Two days before his debut as Vanderbilt’s head coach, Clark Lea ended practice by lining up his roster on the sideline. The players had to spread out between the 25-yard lines, none bunched up more than three-deep. Then they had to walk forward and spend the next two minutes
visualizing what it would be like to shake hands with East Tennessee State after the game on Saturday night.
Lea said nothing about the outcome, barely acknowledging there would be one. This was an exercise in behavior, not a predictor of results.
After simulating handshakes, Vanderbilt drilled another postgame ritual, singing the alma mater. The team stood together in the southeast corner of an empty stadium on a Thursday evening, addressing what it hoped would be a full student section. They all sang. Then they sang it again. Then Vanderbilt moved to midfield and sang the school’s fight song, lyrics on the north end zone video board in case anyone needed them. It was the kind of thing teams do after they win.
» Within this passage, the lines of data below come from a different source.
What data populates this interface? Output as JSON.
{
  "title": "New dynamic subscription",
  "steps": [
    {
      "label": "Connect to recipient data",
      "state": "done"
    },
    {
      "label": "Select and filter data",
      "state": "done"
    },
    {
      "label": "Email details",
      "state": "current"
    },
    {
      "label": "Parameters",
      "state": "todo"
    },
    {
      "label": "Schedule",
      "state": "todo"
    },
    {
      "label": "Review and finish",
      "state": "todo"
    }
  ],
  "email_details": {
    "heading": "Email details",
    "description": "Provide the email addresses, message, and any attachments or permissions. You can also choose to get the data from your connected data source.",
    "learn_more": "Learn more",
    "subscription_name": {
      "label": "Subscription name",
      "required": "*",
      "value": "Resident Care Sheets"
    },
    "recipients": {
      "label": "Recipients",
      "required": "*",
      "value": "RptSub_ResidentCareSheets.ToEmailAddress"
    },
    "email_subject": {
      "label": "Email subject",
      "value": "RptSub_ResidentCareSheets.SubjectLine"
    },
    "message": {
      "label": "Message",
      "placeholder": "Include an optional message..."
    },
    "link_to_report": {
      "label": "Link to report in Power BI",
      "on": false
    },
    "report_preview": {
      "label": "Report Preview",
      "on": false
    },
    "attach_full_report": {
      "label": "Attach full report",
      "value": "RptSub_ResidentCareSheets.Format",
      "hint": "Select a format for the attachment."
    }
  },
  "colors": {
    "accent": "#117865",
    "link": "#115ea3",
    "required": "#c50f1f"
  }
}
Lea tries to see every angle from every angle. He’s been preaching that ever since he returned to Nashville after four seasons and two trips to the College Football Playoff in South Bend.
Everyone understood the message. Then Saturday night happened.
In a revelatory gut punch,
East Tennessee State routed Vanderbilt 23-3. Even for a program that has put together a winning record in SEC play once during Lea’s lifetime, this was difficult to stomach.
Vanderbilt was pushed around in the trenches by an FCS program that played a spring season.
Yet Vanderbilt stuck to its script postgame, shaking hands with East Tennessee State when the Buccaneers weren’t celebrating. They sang the alma mater in front of the few students who remained in a section that was nearly full at kickoff.
There would be no fight song in the locker room.